The problem:
Let $x,y,z\in\mathbb R_{\ge -1}$, such that $$\begin{aligned}&\sqrt{x+1}+\sqrt{y+2}+\sqrt{z+3}\\ =&\sqrt{y+1}+\sqrt{z+2}+\sqrt{x+3}\\ =&\sqrt{z+1}+\sqrt{x+2}+\sqrt{y+3}\end{aligned}$$
holds. Prove that:
$$x=y=z$$
My attempts:
Proposition: Let $x=x_i,y=y_i,z=z_i$ be a possible solution combination for some $i\in\mathbb N$. Then for every $x_i$, there exist exactly one possible solution pair: $y=y_i, z=z_i.$
Proof: Suppose that $x=x_i, y=y_{j},z=z_{j}$ is an also possible solution combination for some $j\in\mathbb N$, such that $y_{j}\neq y_i$ or $z_{j}\neq z_i$.
Then using conjugate we have,
$$\frac{2}{\sqrt {x_i+1}+\sqrt {x_i+3}}=\frac{1}{\sqrt {y_i+1}+\sqrt {y_i+2}}+\frac{1}{\sqrt {z_i+2}+\sqrt {z_i+3}}$$
From here we obtain:
$$y_{j}>y_i\implies z_{j}<z_i$$
or
$$y_{j}<y_i\implies z_{j}>z_i$$
and
$$z_{j}>z_i\implies y_{j}<y_i$$
or
$$z_{j}<z_i\implies y_{j}>y_i$$
On the other hand, we have
$$\frac{1}{\sqrt {x_i+1}+\sqrt {x_i+2}}=\frac{2}{\sqrt {z_i+1}+\sqrt {z_i+3}}-\frac{1}{\sqrt {y_i+2}+\sqrt {y_i+3}}$$
From here we also obtain:
$$y_{j}>y_i\implies z_{j}>z_i$$
or
$$y_{j}<y_i\implies z_{j}<z_i$$
and
$$z_{j}>z_i\implies y_{j}>y_i$$
or
$$z_{j}<z_i \implies y_{j}<y_i$$ A contradicton.
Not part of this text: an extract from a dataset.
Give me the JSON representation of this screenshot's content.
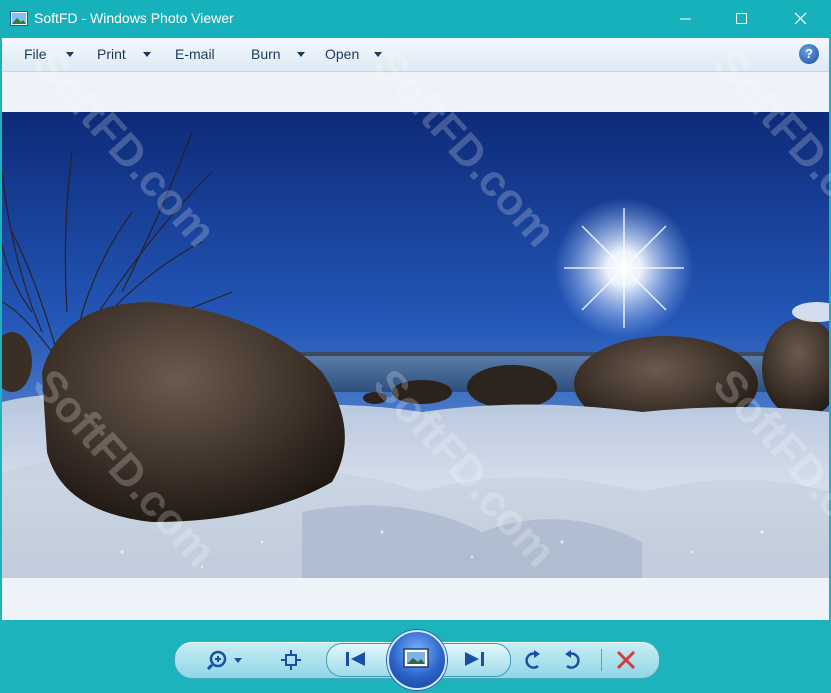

Final step: We know that, $x=x,y=x,z=x$ is a possible solution. Then the proposition tells us: for every $x$, the solution $y=x,z=x$ is unique. Thus, we can conclude
$$x=y=z$$
is an only possible solution.
My math background is just I we learned at school age. Therefore, I couldn't be sure of my solution.
Are there missing points in my attempts?